Photographs by Natalie Brasington Photography

BlackRock's Global Head of Fixed Income, Peter Fisher, understands bond markets and what moves them. Fisher began his career in 1985 at the New York Federal Reserve Bank and spent most of his time running the open market operations. He basically served as the Fed's asset manager, implementing Chairman Alan Greenspan's and the Federal Open Markets Committee's policies.

He went on to serve as an Under Secretary for Domestic Finance at the Treasury Department before taking his skill to the behemoth asset manager BlackRock. Fisher led BlackRock's Asian operation before moving to the fixed income division and eventually running it. We spoke to Fisher about the Eurozone debt crisis, its impact on the United States and what comes next for Treasuries.

Futures Magazine: Peter, how did you move from the Federal Reserve to Treasury to running BlackRock's fixed income portfolio?

Peter Fisher: I was in the asset management/risk management business for the Fed and the Treasury, and [it] was a pretty easy jump to a firm focusing on asset management and risk management.

FM: Give us an assessment of the Eurozone sovereign debt crisis.

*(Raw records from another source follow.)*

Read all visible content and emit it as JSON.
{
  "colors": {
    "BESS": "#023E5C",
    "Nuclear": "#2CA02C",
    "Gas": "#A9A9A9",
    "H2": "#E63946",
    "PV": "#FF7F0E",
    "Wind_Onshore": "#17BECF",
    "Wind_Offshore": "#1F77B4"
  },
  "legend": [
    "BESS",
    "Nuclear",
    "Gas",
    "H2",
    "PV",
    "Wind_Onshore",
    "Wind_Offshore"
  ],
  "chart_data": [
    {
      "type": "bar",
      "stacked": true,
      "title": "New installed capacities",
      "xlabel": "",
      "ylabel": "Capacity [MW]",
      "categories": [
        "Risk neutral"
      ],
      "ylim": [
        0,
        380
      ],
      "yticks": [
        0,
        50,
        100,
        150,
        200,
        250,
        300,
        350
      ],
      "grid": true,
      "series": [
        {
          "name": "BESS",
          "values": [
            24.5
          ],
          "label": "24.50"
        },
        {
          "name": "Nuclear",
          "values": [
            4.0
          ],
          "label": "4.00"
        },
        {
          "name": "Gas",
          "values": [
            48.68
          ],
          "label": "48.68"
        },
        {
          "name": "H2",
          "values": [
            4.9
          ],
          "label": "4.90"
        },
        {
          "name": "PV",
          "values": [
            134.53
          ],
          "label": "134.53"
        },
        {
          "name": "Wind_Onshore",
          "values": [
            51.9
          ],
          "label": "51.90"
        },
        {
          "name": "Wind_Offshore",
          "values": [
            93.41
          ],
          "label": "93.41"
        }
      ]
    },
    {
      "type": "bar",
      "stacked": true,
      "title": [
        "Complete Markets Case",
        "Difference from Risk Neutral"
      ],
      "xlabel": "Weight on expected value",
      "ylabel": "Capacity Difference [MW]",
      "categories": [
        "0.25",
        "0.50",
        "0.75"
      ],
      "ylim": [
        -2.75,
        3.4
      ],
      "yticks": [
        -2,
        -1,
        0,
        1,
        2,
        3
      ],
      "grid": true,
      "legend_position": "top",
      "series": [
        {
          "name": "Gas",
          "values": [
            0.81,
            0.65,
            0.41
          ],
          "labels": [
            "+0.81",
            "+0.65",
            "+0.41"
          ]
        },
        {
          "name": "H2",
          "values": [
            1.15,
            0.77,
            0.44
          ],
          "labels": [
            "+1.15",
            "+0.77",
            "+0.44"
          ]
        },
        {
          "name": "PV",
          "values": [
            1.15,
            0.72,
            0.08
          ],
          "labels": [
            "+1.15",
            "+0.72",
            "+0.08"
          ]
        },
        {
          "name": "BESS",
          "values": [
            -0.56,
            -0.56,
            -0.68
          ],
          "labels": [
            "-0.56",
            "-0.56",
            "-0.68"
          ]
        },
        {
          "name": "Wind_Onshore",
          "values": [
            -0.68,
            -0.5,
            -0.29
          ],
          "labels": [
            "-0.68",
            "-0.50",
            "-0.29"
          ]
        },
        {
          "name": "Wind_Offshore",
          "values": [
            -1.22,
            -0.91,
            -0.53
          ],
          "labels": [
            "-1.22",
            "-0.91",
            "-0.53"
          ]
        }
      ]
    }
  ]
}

What will be the long-term impact of the liquidity injections on Nov. 30?

PF: What we should recognize while we are watching the drama unfold in Europe [is that] we are seeing the consequences of the policy mistake they made two years ago, tightening monetary and fiscal policy too quickly in the face of ongoing global deleveraging. The world financial system need to delever after the crisis in 2008 and Europe thought they could tighten fiscal and monetary policy and be unaffected by that. That is what triggered the chaos in European sovereign bond markets, and their financial sector really couldn't take that strain. Now we are seeing whether they could pull out of making that fundamental error of tightening too quickly. The liquidity injections at the end of November were a bridging operation with the central banks around the world trying to show support for Europe and whether Europe could come together with more fundamental policy initiatives. We still are waiting to see whether those will bear fruit.